NEW YORK (

TheStreet

) --

Foster Wheeler

shares slumped Monday on news of the surprise resignation of CEO Robert Flexon after just five months at the top, but Wall Street was so far being fairly understanding about the change.

"An underpriced stock whose business appears at the early stage of a cyclical recovery for its energy and power related services," said Jefferies & Co. in a research note reaffirming its buy rating on the stock. "We expect the Board will most likely pay added attention to strategic and structural issues while assessing company needs and the CEO-void."

Umberto della Salla, the company's president and chief operating officer, will serve as interim CEO. He will get support from Raymond Milchovich, the company's current non-executive chairman, who Flexon replaced in the CEO role when he joined Foster Wheeler at the beginning of June.

Shares of the engineering and construction services company finished down 5.7%, or $1.38, at $22.65 on volume of 7.9 million, almost four times the issue's trailing three-month daily average of roughly 2 million. Year-to-date, the shares are down more than 18%.

On a conference call held Monday morning to discuss the change, Foster Wheeler executives said near-term results weren't a major factor in Flexon's departure and that the results of the company's ongoing strategic review would now be revealed in February 2011, rather than the fourth quarter of 2010, as previously expected, according to Jefferies, which has a bullish $33 price target on the shares, and called Flexon's departure "a surprise but not a complete shocker."

"We believe the accelerated headquarters move to Switzerland and the uncertain global economic and contracting market witnessed rushed an untenable transition," Jefferies said.

Canaccord Genuity had a similar take on the situation as it reiterated a buy rating and $37 price target on Foster Wheeler shares.

"Our worst fears (that Mr.

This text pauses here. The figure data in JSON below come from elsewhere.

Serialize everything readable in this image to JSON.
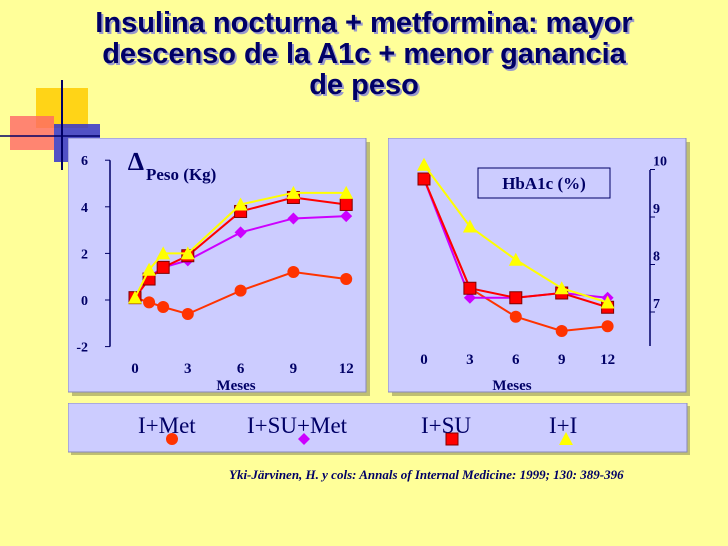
{
  "title_lines": [
    "Insulina nocturna + metformina: mayor",
    "descenso de la A1c + menor ganancia",
    "de peso"
  ],
  "citation": "Yki-Järvinen, H. y cols: Annals of Internal Medicine: 1999; 130: 389-396",
  "colors": {
    "background": "#ffff99",
    "title": "#000066",
    "panel": "#ccccff",
    "i_met": "#ff3300",
    "i_su_met": "#cc00ff",
    "i_su": "#ff0000",
    "i_i": "#ffff00"
  },
  "legend": [
    {
      "label": "I+Met",
      "marker": "circle",
      "color": "#ff3300"
    },
    {
      "label": "I+SU+Met",
      "marker": "diamond",
      "color": "#cc00ff"
    },
    {
      "label": "I+SU",
      "marker": "square",
      "color": "#ff0000"
    },
    {
      "label": "I+I",
      "marker": "triangle",
      "color": "#ffff00"
    }
  ],
  "chart_data": [
    {
      "type": "line",
      "title": "Peso (Kg)",
      "title_prefix": "∆",
      "xlabel": "Meses",
      "x_ticks": [
        "0",
        "3",
        "6",
        "9",
        "12"
      ],
      "y_ticks": [
        "-2",
        "0",
        "2",
        "4",
        "6"
      ],
      "xlim": [
        0,
        12.5
      ],
      "ylim": [
        -2,
        6
      ],
      "series": [
        {
          "name": "I+Met",
          "marker": "circle",
          "color": "#ff3300",
          "x": [
            0,
            0.8,
            1.6,
            3,
            6,
            9,
            12
          ],
          "y": [
            0.1,
            -0.1,
            -0.3,
            -0.6,
            0.4,
            1.2,
            0.9
          ]
        },
        {
          "name": "I+SU+Met",
          "marker": "diamond",
          "color": "#cc00ff",
          "x": [
            0,
            0.8,
            1.6,
            3,
            6,
            9,
            12
          ],
          "y": [
            0.1,
            1.0,
            1.4,
            1.7,
            2.9,
            3.5,
            3.6
          ]
        },
        {
          "name": "I+SU",
          "marker": "square",
          "color": "#ff0000",
          "x": [
            0,
            0.8,
            1.6,
            3,
            6,
            9,
            12
          ],
          "y": [
            0.1,
            0.9,
            1.4,
            1.9,
            3.8,
            4.4,
            4.1
          ]
        },
        {
          "name": "I+I",
          "marker": "triangle",
          "color": "#ffff00",
          "x": [
            0,
            0.8,
            1.6,
            3,
            6,
            9,
            12
          ],
          "y": [
            0.1,
            1.3,
            2.0,
            2.0,
            4.1,
            4.6,
            4.6
          ]
        }
      ]
    },
    {
      "type": "line",
      "title": "HbA1c (%)",
      "xlabel": "Meses",
      "x_ticks": [
        "0",
        "3",
        "6",
        "9",
        "12"
      ],
      "y_ticks": [
        "7",
        "8",
        "9",
        "10"
      ],
      "xlim": [
        0,
        12
      ],
      "ylim": [
        6.2,
        10.5
      ],
      "series": [
        {
          "name": "I+Met",
          "marker": "circle",
          "color": "#ff3300",
          "x": [
            0,
            3,
            6,
            9,
            12
          ],
          "y": [
            9.8,
            7.5,
            6.9,
            6.6,
            6.7
          ]
        },
        {
          "name": "I+SU+Met",
          "marker": "diamond",
          "color": "#cc00ff",
          "x": [
            0,
            3,
            6,
            9,
            12
          ],
          "y": [
            9.8,
            7.3,
            7.3,
            7.4,
            7.3
          ]
        },
        {
          "name": "I+SU",
          "marker": "square",
          "color": "#ff0000",
          "x": [
            0,
            3,
            6,
            9,
            12
          ],
          "y": [
            9.8,
            7.5,
            7.3,
            7.4,
            7.1
          ]
        },
        {
          "name": "I+I",
          "marker": "triangle",
          "color": "#ffff00",
          "x": [
            0,
            3,
            6,
            9,
            12
          ],
          "y": [
            10.1,
            8.8,
            8.1,
            7.5,
            7.2
          ]
        }
      ]
    }
  ]
}
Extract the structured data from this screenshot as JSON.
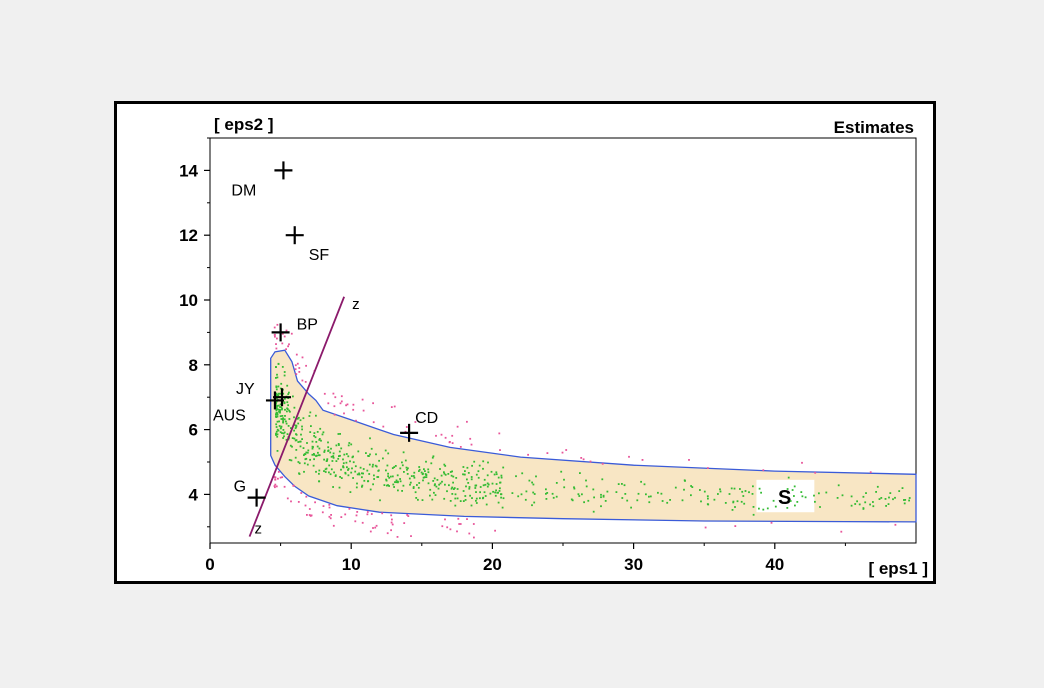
{
  "chart_data": {
    "type": "scatter",
    "title": "Estimates",
    "xlabel": "[ eps1 ]",
    "ylabel": "[ eps2 ]",
    "xlim": [
      0,
      50
    ],
    "ylim": [
      2.5,
      15
    ],
    "xticks": [
      0,
      10,
      20,
      30,
      40
    ],
    "yticks": [
      4,
      6,
      8,
      10,
      12,
      14
    ],
    "grid": false,
    "legend": "none",
    "colors": {
      "region_fill": "#f8e6c4",
      "region_edge": "#3a5bd8",
      "inner_points": "#33bb33",
      "outer_points": "#e8559a",
      "line_z": "#8b1a6b",
      "markers": "#000000",
      "plot_border": "#000000"
    },
    "estimates": [
      {
        "label": "DM",
        "x": 5.2,
        "y": 14.0
      },
      {
        "label": "SF",
        "x": 6.0,
        "y": 12.0
      },
      {
        "label": "BP",
        "x": 5.0,
        "y": 9.0
      },
      {
        "label": "JY",
        "x": 5.1,
        "y": 7.0
      },
      {
        "label": "AUS",
        "x": 4.6,
        "y": 6.9
      },
      {
        "label": "CD",
        "x": 14.1,
        "y": 5.9
      },
      {
        "label": "G",
        "x": 3.3,
        "y": 3.9
      }
    ],
    "line_z": {
      "label": "z",
      "points": [
        [
          2.8,
          2.7
        ],
        [
          9.5,
          10.1
        ]
      ]
    },
    "region": {
      "label": "S",
      "upper": [
        [
          4.3,
          8.2
        ],
        [
          4.6,
          8.4
        ],
        [
          5.3,
          8.45
        ],
        [
          5.8,
          8.1
        ],
        [
          6.2,
          7.5
        ],
        [
          7.0,
          7.1
        ],
        [
          7.5,
          6.9
        ],
        [
          8.0,
          6.6
        ],
        [
          10.0,
          6.3
        ],
        [
          13.0,
          5.85
        ],
        [
          17.0,
          5.45
        ],
        [
          22.0,
          5.15
        ],
        [
          30.0,
          4.9
        ],
        [
          40.0,
          4.72
        ],
        [
          50.0,
          4.62
        ]
      ],
      "lower": [
        [
          50.0,
          3.15
        ],
        [
          45.0,
          3.16
        ],
        [
          35.0,
          3.18
        ],
        [
          25.0,
          3.25
        ],
        [
          18.0,
          3.32
        ],
        [
          12.0,
          3.45
        ],
        [
          9.0,
          3.65
        ],
        [
          7.0,
          3.95
        ],
        [
          6.0,
          4.25
        ],
        [
          5.3,
          4.55
        ],
        [
          4.6,
          4.9
        ],
        [
          4.3,
          5.2
        ]
      ]
    }
  }
}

Flexon did not like what he found during the strategic review etc.) were alleviated within the opening minutes of the call," the firm said. "In short, former CEO and current Non-Executive Chairman, Ray Milchovich, and the board did not feel Mr. Flexon's leadership abilities were a good match with the prevailing culture at Foster Wheeler."

Earnings expectations stayed the same at Canaccord, which said it felt Foster Wheeler's commercial relationships are for the most part attributable to della Sala, who has been with the company since 1973. The firm justified its above-consensus target price for the stock by noting Foster Wheeler's stock is currently trading at 9.2X fiscal 2011 earnings estimates compared to P-E multiples of 14.5X and 15X for competitors

Fluor Corp.

(FLR) - Get Report

and

Jacobs Engineering

(JEC) - Get Report

, respectively.

BMO Capital Markets also weighed in, hinting that the hovering presence of former CEO Milchovich adds a twist to Foster Wheeler's CEO search, which is expected to take six-to-seven months.

"Non-Executive Chairman Ray Milchovich, who ran the

conference call, repeatedly said Mr. Flexon was 'not a good fit,' the firm noted, adding that Milchovich, who has twice retired from Foster Wheeler, could look to stick around past November 2011, when his current consulting contract is set to run out, if no new leader is found. "He

Milchovich has a higher profile than other non-executive chairmen at other companies, and while we have always said his were tough shoes to fill, it will be that much harder if he is still in them."

BMO Capital is less bullish on Foster Wheeler than Jefferies or Canaccord with a market perform rating, the equivalent of a hold, on the stock, but says it's still bullish on the company long-term because of its exposure to the energy and power industries in emerging markets. Near-term is another story.

"This quick hook on the CEO and delay to the strategic review will further delay any catalyst to unlocking value in the stock," the firm told clients.

Foster Wheeler is slated to report its third-quarter results on Nov. 5. The current average estimate of analysts polled by

Thomson Reuters

is for a profit of 51 cents a share in the September period on revenue of $1.09 billion. The company, which has its headquarters in Geneva, has missed Wall Street expectations in the last two quarters by an average of 12%.

Reflective of the optimism seen in the initial reaction to the news, Wall Street is overwhelmingly bullish headed into the third-quarter report. Of the 18 analysts covering the company, 14 are at either strong buy (7) or buy (7), and the median 12-month price target for the stock sits at $30.50, implying upside of around 33%.

Foster Wheeler mainly provides industrial construction and engineering services, serving the oil and gas, power generation, biotechnology and pharmaceutical industries. It reported earnings before items of $61.2 million, or 48 cents a share, on revenue of $1 billion for the second quarter ended in June.